Il n’est pas nécessaire d’entendre une langue pour la
traduire, puisque l’on ne traduit que pour des gens qui ne l’entendent point.
Denis
Diderot
On parle de la France et de sa littérature, on
vante ses grands esprits, comme si la littérature et la France étaient liées depuis
les origines, et pas de discussion. Or, non seulement certains étrangers se
permettent de toucher à cette grande dame (de petite vertu) qu’est la
Littérature avec toutes les majuscules qui s’imposent, mais en plus,
figurez-vous que les plus anciens textes de l’humanité n’ont pas été écrits en
français. Pas même en ancien français, ou à la rigueur en latin – non,
non : des pictogrammes, de l’araméen, des trucs incompréhensibles, pas de
chez nous…
C’est plutôt vexant.
La littérature étrangère a donc
précédé la littérature française. Mince alors. Gilgamesh a précédé Tartarin de
Tarascon, Homère a précédé Philippe Sollers. Je ne sais pas ce qu’on foutait,
nous, pendant ce temps-là, avec nos moustaches de Gaulois et tout le
bazar : un peu de guerre, un peu d’agriculture, de la chasse, enfin
bon : que de l’alimentaire. Les idées, c’était pas pour nous. Pour séduire
une femme, on n’écrivait pas de poèmes : on assassinait sa famille, on
brûlait sa maison et on se couchait sur elle sans enlever nos godasses. Peu ou
prou.
Aujourd’hui encore, un nombre
incalculable d’écrivains s’évertuent à écrire dans des langues
incompréhensibles. Ce sont ce qu’on appelle dans notre jargon des
« écrivains étrangers ». Et ils ne sont même pas tous du même coin de
l’étranger : anglais, allemands, japonais, américains, arabes, chinois,
portugais… Ils ont la supériorité numérique. La littérature française, à côté,
fait pâle figure. Pourtant, Chrétien de Troyes, Villon, Racine, Chateaubriand,
Hugo, Proust, c’est pas tout à fait du pipi de chat ! Mais bon, eux nous
répondent Ovide, Dante, Shakespeare, Cervantès, Dostoïevski, Mishima, Dit du
Genji et Mille et Une Nuits, et on doit bien reconnaître que ce n’est pas mal
non plus (une fois traduit en français, bien sûr).

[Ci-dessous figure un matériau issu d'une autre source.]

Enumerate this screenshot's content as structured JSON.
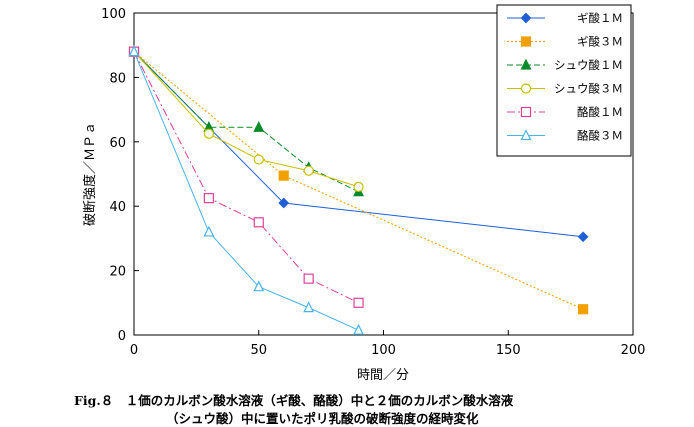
{
  "chart_data": {
    "type": "line",
    "xlabel": "時間／分",
    "ylabel": "破断強度／ＭＰａ",
    "xlim": [
      0,
      200
    ],
    "ylim": [
      0,
      100
    ],
    "xticks": [
      0,
      50,
      100,
      150,
      200
    ],
    "yticks": [
      0,
      20,
      40,
      60,
      80,
      100
    ],
    "grid": false,
    "legend_position": "top-right",
    "series": [
      {
        "name": "ギ酸１Ｍ",
        "color": "#1f5fd6",
        "marker": "filled-diamond",
        "line": "solid",
        "x": [
          0,
          60,
          180
        ],
        "y": [
          88,
          41,
          30.5
        ]
      },
      {
        "name": "ギ酸３Ｍ",
        "color": "#f0a000",
        "marker": "filled-square",
        "line": "dotted",
        "x": [
          0,
          60,
          180
        ],
        "y": [
          88,
          49.5,
          8
        ]
      },
      {
        "name": "シュウ酸１Ｍ",
        "color": "#0a8a2a",
        "marker": "filled-triangle",
        "line": "dashed",
        "x": [
          0,
          30,
          50,
          70,
          90
        ],
        "y": [
          88,
          64.5,
          64.5,
          52,
          44.5
        ]
      },
      {
        "name": "シュウ酸３Ｍ",
        "color": "#c8c000",
        "marker": "open-circle",
        "line": "solid",
        "x": [
          0,
          30,
          50,
          70,
          90
        ],
        "y": [
          88,
          62.5,
          54.5,
          51,
          46
        ]
      },
      {
        "name": "酪酸１Ｍ",
        "color": "#e0409a",
        "marker": "open-square",
        "line": "dash-dot",
        "x": [
          0,
          30,
          50,
          70,
          90
        ],
        "y": [
          88,
          42.5,
          35,
          17.5,
          10
        ]
      },
      {
        "name": "酪酸３Ｍ",
        "color": "#4ab4e8",
        "marker": "open-triangle",
        "line": "solid",
        "x": [
          0,
          30,
          50,
          70,
          90
        ],
        "y": [
          88,
          32,
          15,
          8.5,
          1.5
        ]
      }
    ]
  },
  "caption": {
    "line1": "Fig.８　１価のカルボン酸水溶液（ギ酸、酪酸）中と２価のカルボン酸水溶液",
    "line2": "（シュウ酸）中に置いたポリ乳酸の破断強度の経時変化"
  }
}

Les écrivains étrangers parlent de
sujets étrangers, mais pas seulement. Et c’est là que ça devient intéressant.
Parfois, un lecteur français peut tout à fait comprendre ce qui se passe dans
la tête d’un quelconque Alexeï Nikolaïevitch Andronikov (par exemple), d’un
John Smith ou d’une Petra Von Glück. Car la littérature est – eh oui –
universelle. Une fois traduite en français, bien sûr.
Il y a aussi des gens qui vous
diront qu’ils lisent Tolstoï, Faulkner ou Goethe dans le texte. Il en faut
toujours pour faire les malins.
Même avec toute la mauvaise foi du
monde, force est de constater que la littérature étrangère, c’est pas mal. On
aura beau faire les plus grands éloges sur Proust, Camus, Gide ou Céline, on
aura du mal à se passer de Joyce. Ou de Kafka. Ou de Melville. Pour rester dans
les contemporains.
Alors, voilà : ce qu’il faut
retenir de tout ça, c’est qu’il faut accepter l’Autre, n’est-ce pas, comme un
autre Nous-même, et voilà. Et qu’on a beaucoup à apprendre de nous-mêmes grâce
aux autres, que l’étranger est un miroir, enfin bon, vous avez compris. Il y a
des jours comme ça où je suis d’un esprit positif absolument déprimant.
Aimez-vous les uns les autres et crevez, bande de cons. Joyeux Noël.
3 commentaires:
Euh ! oui Joyce ... qui écrit en langue étrangère à toute langue connue ! Le parfait écrivain pour traducteur en somme .... qui va y regarder de plus près à ses Finnigans Wake ?
P.S Excuse-moi si je mets mon grain de sel dans tout ce bataillon de littérateurs qui ont eu le malheur de ne pas naître Français (ou Lavallois) mais tu me connais suffisamment maintenant ...
La littérature étrangère : une écharde dans la vraie littérature française.
je pense que c'est Satan qui a inventé les langues étrangères ...
La littérature étrangère est à la littérature tout court ce que la légion étrangère est à l'armée française : un mercenariat.